# Shimano -vs- Specialized Shoe fit



## ViperDom (Sep 28, 2016)

I've had a pair of Shimano shoes for the past 5years (not sure which model, ~160$ retail w/CF sole) in size 43 that used to fit me Perfect. 
The past few years i have been running a lot and my foot size has apparently increased enough to make these shoes feel a 1/2 size too SMALL. My toes are right at the end of toebox and certain efforts cause pain at the tips of toes.

In contrast, i have a pair of Specialized Torch 2.0 Road Shoes in sz43.0 that i've had for a year. These interestingly fit about a 1/2 sz too LARGE with noticeable extra length in the toebox. 

In summery: Shimano43.0 too small, Specialized43.0 too big

I'd like to get a new pair of MTB & Road shoes but am now confused where to start with selecting the proper size/brand. My desired fit for both road&MTB is a wide toe-box with minimal extra length. Obviously the best way to achieve this would be to try on as many shoes as possible. Unfortunately i do not have any local stores that stock a variety of higher-end shoes in different sizes for me to compare. It might come down to driving a further distance to seek out a proper shop, But in the meantime:

Any advice on differing fit between Brand-to-Brand, and MTB-to-Road shoes, would be greatly appreciated.


----------



## FrankS29 (Oct 23, 2019)

I've been a big fan of Shimano shoes for many years now since they are one of the few brands that offer wide sizes along with standard sizes. If you want the extra width toe box without extra length, a wide shoe might be a good option for you. 
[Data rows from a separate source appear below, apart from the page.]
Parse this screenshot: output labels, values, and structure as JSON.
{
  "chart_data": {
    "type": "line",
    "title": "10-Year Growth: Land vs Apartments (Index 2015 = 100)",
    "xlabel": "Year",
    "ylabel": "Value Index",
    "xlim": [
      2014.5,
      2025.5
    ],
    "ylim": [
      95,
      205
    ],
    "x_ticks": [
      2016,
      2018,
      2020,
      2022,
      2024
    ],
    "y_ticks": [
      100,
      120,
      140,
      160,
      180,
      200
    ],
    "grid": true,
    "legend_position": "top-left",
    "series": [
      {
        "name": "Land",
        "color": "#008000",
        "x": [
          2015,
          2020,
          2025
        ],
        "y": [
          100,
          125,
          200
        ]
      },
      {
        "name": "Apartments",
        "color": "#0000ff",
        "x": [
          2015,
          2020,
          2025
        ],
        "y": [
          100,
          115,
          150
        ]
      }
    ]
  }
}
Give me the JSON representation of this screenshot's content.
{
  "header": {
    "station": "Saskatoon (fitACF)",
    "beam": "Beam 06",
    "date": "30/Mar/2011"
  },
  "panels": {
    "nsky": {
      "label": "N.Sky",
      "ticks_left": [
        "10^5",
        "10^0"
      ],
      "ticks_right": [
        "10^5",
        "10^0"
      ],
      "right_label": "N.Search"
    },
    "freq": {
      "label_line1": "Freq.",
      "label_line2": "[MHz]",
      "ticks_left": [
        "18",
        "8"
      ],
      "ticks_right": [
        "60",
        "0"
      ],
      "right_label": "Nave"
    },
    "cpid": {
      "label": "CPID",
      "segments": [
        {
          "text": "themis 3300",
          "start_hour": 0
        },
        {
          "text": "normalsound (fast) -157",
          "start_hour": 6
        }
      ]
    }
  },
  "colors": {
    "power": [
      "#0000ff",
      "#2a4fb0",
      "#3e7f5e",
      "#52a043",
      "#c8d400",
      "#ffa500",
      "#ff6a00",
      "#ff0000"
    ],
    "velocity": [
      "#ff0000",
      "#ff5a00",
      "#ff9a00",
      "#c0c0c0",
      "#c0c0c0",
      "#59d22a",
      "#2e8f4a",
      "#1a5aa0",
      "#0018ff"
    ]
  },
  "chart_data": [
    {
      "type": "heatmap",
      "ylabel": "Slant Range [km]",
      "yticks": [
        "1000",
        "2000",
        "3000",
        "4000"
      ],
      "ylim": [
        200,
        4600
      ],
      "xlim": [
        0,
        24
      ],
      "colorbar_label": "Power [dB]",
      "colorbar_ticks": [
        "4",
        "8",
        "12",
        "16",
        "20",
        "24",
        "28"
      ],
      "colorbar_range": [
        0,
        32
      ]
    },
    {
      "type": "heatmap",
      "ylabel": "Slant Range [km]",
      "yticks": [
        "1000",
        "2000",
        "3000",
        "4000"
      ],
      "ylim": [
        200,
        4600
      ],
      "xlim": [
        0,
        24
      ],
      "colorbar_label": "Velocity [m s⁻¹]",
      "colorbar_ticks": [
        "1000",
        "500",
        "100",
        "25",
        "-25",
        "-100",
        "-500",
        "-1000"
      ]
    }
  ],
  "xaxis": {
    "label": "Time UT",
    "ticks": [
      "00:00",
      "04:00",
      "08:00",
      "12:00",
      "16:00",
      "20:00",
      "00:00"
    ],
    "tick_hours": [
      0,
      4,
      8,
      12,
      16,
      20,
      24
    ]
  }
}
I have been using wide Shimano XC90's for years now on my gravel/commuter bike and for about 1 season on the mountain bike before I went back to flats on the mountain bike. Super comfortable, lightweight and have been very durable.


----------



## Nat (Dec 30, 2003)

IME a Specialized euro size 44 = Shimano size 45 so there's a frame of reference for you. It looks like you've found the same thing to be true.

I just bought a pair of the latest version of Shimano ME7 Wide shoes and while they're wider than the regular version they're not what I would describe as genuinely wide. In fact, they're built on a narrower last than the previous version.

Note the two "vents" on the side. This is the latest version:








Shimano ME702 Cycling Shoe - Men's - Bike


Buy the Shimano ME702 Cycling Shoe - Men's online or shop all Bike from Backcountry.com.




www.backcountry.com





If you can find the previous version in your size, they're pretty roomy inside.

Note the multiple little vent holes on the upper. This is the older, wider version:








Shimano SH-ME7 Cycling Shoe - Men's - Bike


Buy the Shimano SH-ME7 Cycling Shoe - Men's online or shop all Bike from Backcountry.com.




www.backcountry.com


----------



## Blatant (Apr 13, 2005)

Not my experience. I currently run Shimano ME5 and Specialized 2FO. Both size 45. Both fit my foot exactly the same. The Shimano has a bit wider toebox.


----------



## teK-- (Dec 3, 2011)

With the Specialized I have to go one US size bigger than on the Shimano.


----------